Andrea Clarke may become an early victim of one of the biggest agendas in bioethics: Futile-care theory, a.k.a., medical futility. The idea behind futile-care theory goes something like this: In order to honor personal autonomy, if a patient refuses life-sustaining treatment, that wish is sacrosanct. But if a patient signed an advance medical directive instructing care to continue — indeed, even if the patient can communicate that he or she wants life-sustaining treatment — it can be withheld anyway if the doctors and/or the ethics committee believes that the quality of the patient's life renders it not worth living,
Contrary to how it sounds, medical futility is not a matter of refusing treatment that will not provide the medical benefit the patient seeks. Refusals of requests for such "physiologically futile care" would be proper and professional. For example, if a patient demanded that a doctor provide chemotherapy for an ulcer, the doctor should refuse, since chemo will do nothing to treat the ulcer.
But Clarke's case involves value judgments rather than medical determinations. In such "qualitative futility" cases, treatment is stopped in spite of a patient's or family's objections — the intervention is necessary not because the treatment doesn't work, but because it does. In essence then, it is the patient's life that is deemed futile and, hence, not worthy of being preserved.
[…] Texas, however, has become ground zero for futile-care theory thanks to a draconian state law passed in 1999 — of dubious constitutionality, some believe — that explicitly permits a hospital ethics committee to refuse wanted life-sustaining care. Under the Texas Health and Safety Code, if the physician disagrees with a patient's decision to receive treatment, he or she can take it to the hospital ethics committee. A committee hearing is then scheduled, all interested parties explain their positions, and the members deliberate in private.

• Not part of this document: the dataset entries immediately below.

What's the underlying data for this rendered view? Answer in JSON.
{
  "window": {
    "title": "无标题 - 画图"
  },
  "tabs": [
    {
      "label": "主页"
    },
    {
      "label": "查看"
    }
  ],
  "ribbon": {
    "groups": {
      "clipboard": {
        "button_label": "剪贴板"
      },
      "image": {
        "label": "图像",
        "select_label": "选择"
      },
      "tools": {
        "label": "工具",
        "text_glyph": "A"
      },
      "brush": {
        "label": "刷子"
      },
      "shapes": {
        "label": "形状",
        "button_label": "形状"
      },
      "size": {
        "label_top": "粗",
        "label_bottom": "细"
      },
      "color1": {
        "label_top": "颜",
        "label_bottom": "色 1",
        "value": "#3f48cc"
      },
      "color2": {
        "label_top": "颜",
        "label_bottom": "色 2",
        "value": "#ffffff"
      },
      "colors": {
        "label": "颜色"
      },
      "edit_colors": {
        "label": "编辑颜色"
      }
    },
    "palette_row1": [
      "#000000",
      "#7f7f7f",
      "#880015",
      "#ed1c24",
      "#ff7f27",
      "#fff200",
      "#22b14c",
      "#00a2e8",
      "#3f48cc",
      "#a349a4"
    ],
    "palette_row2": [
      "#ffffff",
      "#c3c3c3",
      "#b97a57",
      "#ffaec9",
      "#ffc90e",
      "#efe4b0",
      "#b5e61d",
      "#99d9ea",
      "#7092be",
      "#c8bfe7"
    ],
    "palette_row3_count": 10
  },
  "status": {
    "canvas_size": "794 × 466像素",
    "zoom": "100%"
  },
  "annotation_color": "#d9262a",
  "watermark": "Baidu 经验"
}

If the committee decides to refuse treatment, the patient and family receive a written notice. At that point, the patient/family has a mere ten days to find another hospital willing to provide the care, after which, according to the statute, "the physician and health care facility are not obligated to provide life-sustaining treatment."
[…] Cases like Andrea Clarke's could not be more important. If the principle is ever established that doctors, hospitals, and faceless ethics committees can dictate who can live and who must die, the already weakening faith of the American people in their health-care system will be seriously undermined and the door will be thrown wide-open to medical decision-making based on discriminatory hierarchies of human worth. As German physician Christoph Wilhelm Hufeland wrote presciently in 1806, "It is not up to [the doctor] whether . . . life is happy or unhappy, worthwhile or not, and should he incorporate these perspectives into his trade . . . the doctor could well become the most dangerous person in the state."
So the façade of “personal choice” that masks the “right to die” slips off, and we get to see the real face underneath. If I express, or my family opines, or a court decrees, that I have expressed a desire not to be maintained by extraordinary means, they will pull my feeding tube and let me die of thirst. If on the other hand, I express a desire for medical treatment and to continue living, the hospital can choose to off me anyway for the sake of expediency. It seems that the right to die is not the promised supplement to the God-given rights to life, liberty, and the pursuit of happiness; it is instead a replacement for them.
Like godless jesters at a feast,
They gnashed at me with their teeth.
Lord, how long will You look on?
Rescue my soul from their ravages,
My only life from the lions.
I will give You thanks in the great congregation;
I will praise You among a mighty throng.